## Core Position
The Bible is the inspired, inerrant Word of God in its original writings. God breathed it out through human authors who wrote with their own personalities, languages, and cultural contexts — but under the Holy Spirit's direction so that what they produced is exactly what God intended. It is without error in all that it affirms. It is the final, sufficient, and trustworthy authority for all matters of faith and practice.
Inerrancy applies to the original autographs. No translation is inerrant — but the manuscript tradition is so well preserved that no core Christian doctrine is affected by any textual variant.
Supporting Scripture
2 Timothy 3:16 — "All Scripture is breathed out by God and profitable for doctrine, for reproof, for correction, for training in righteousness." God-breathed — not merely human wisdom. All Scripture.
2 Peter 1:20-21 — "No prophecy of Scripture comes from someone's own interpretation. For no prophecy was ever produced by the will of man, but men spoke from God as they were carried along by the Holy Spirit." Human authors, divine direction. The Spirit carried them.
John 10:35 — "Scripture cannot be broken." Jesus's own statement on the inviolability of Scripture.
Matthew 5:18 — "Until heaven and earth pass away, not an iota, not a dot, will pass from the Law." Every word is preserved and purposeful.
Psalm 119:160 — "The sum of your word is truth."
Proverbs 30:5 — "Every word of God proves true."
Isaiah 40:8 — "The grass withers, the flower fades, but the word of our God will stand forever."
How Inspiration Works
God did not dictate robotically — He inspired.

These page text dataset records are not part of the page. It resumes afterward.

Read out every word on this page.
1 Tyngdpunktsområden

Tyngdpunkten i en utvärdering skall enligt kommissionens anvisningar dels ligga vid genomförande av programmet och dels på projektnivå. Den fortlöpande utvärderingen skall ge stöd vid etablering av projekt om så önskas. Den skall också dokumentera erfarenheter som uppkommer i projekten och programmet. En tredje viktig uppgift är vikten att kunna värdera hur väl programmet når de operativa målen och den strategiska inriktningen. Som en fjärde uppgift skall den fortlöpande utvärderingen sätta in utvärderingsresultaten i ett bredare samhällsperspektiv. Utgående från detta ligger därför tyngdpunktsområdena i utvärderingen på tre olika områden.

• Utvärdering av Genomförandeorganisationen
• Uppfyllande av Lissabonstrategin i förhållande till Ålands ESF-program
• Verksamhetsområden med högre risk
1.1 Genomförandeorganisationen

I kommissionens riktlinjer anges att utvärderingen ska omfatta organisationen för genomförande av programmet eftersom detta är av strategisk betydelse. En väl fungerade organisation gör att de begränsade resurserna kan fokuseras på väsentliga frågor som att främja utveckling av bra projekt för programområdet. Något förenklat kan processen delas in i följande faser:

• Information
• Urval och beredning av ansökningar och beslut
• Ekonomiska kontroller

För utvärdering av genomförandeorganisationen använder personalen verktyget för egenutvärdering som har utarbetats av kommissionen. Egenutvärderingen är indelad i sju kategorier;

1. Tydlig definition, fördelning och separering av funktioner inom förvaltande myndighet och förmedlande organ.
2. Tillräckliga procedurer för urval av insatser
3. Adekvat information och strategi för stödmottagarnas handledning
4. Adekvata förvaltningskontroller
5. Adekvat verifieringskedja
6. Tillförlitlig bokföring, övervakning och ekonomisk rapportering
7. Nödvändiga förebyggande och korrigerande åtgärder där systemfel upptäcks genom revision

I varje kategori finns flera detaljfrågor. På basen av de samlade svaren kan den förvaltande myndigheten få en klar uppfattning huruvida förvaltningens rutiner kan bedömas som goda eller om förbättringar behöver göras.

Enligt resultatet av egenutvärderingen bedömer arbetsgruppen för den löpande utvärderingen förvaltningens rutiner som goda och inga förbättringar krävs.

The human authors wrote with their own vocabulary and literary style (Luke's Greek is polished; Mark's is urgent), historical context and cultural background, personal perspective and pastoral concern.
Yet the Spirit directed so precisely that the result is exactly what God intended — without error in what it affirms. This is the doctrine of concursive inspiration — fully human and fully divine simultaneously, the same pattern as the Incarnation.
Inerrancy vs. Translation
Inerrancy applies to the original autographs — the manuscripts as originally written. No copy or translation is inerrant. However:
- The manuscript tradition for the NT is extraordinarily well preserved — over 5,800 Greek manuscripts, far more than any other ancient document.
- The differences between manuscript families (NA27/Critical Text vs. Byzantine) affect less than 1% of the text.
- No core Christian doctrine hangs on any textual variant.
- Translations are studied, compared, and refined — a good translation carries the Word faithfully even if not inerrantly.
When translations differ, go to the original languages. Pastor Charlie corrected the KJV addition of "fasting" in Mark 9:29 using the ESV Greek text — demonstrating that inerrancy is located in the original text, not any particular English version.
What This Rejects
Scripture contains errors — rejected: John 10:35, 2 Timothy 3:16.
Scripture is only partially inspired — rejected: 2 Timothy 3:16 — all Scripture is breathed out by God.
King James Only inerrancy — rejected: inerrancy applies to original autographs, not to any translation. Textual criticism is a valid and necessary discipline.
Scripture is a merely human document — rejected: 2 Peter 1:21 — men spoke from God as they were carried along by the Holy Spirit.
Inerrancy = dictation theory — rejected: the human authors' personalities and styles are evident throughout. Inspiration is concursive, not mechanical.